Grandma was a hot-shot astrophysicist at the university. Professor Ruth Cook. I always listened to Grandma Ruth. I hung on her words, like Jeremy does with his glue ear. I learnt the tiniest details about her life. Sometimes I pretended I was her. As I listened to Grandma there were blazing moments of discovery, when I understood something for the first time. It was like falling in love.
It was Grandma who told me that space is not empty. At least ninety percent of the universe consists of dark matter, and no one is sure what this matter is made of. ‘Maybe WIMPS,’ said Grandma. ‘That’s Weakly Interacting Massive Particles!’ She said these particles tended to roam about, not sticking to atoms and molecules like the more familiar stuff of the universe. I added WIMPS to my vocabulary, and found it extremely useful in describing certain people I knew.

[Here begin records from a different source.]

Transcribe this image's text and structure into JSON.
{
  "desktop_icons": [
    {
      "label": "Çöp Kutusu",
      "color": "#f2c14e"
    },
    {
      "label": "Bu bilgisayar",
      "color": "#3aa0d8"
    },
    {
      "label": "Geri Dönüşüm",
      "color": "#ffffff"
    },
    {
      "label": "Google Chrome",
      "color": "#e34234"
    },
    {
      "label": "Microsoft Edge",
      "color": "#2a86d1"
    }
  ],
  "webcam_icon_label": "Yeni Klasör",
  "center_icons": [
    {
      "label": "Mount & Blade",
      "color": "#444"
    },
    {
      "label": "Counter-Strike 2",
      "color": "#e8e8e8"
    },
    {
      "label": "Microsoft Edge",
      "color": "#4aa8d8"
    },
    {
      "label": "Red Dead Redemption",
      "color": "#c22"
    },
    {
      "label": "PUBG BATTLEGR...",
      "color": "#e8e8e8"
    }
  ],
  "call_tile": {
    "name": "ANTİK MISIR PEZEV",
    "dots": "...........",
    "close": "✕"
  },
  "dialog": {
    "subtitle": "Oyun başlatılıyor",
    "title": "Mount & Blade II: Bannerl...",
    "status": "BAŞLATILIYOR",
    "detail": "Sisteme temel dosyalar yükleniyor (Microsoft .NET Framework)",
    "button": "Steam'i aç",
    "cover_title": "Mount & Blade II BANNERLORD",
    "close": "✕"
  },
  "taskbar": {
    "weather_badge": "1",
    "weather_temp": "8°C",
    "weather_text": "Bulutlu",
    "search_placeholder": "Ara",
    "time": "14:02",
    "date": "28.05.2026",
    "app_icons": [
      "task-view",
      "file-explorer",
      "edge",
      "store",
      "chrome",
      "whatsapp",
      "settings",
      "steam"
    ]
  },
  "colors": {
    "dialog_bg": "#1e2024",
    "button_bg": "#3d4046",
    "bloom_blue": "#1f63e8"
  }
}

And it was Grandma who introduced me to the language of the universe.
THE TRUTH—As Grandma tells it—was that she was born with ‘eyes for the skies’. She was labelled from the beginning, as clearly as if she’d shot from the sky, stellar wind in her hair, plasma swirling from her feet. When she was a small baby, just a few months old, the only way to quieten her was to take her out to the garden and place her on her back in the grass. There she would lie, motionless, silent, watching the theatre of the stars.
When she began to talk, she could say ‘moon’ before she said ‘Mummy’, and was more interested in experiments with gravity than in hide and seek. She never did sleep very much. Later, when she could justify her behaviour, she said that sleeping was dumb, because you missed out on the sky’s best performance.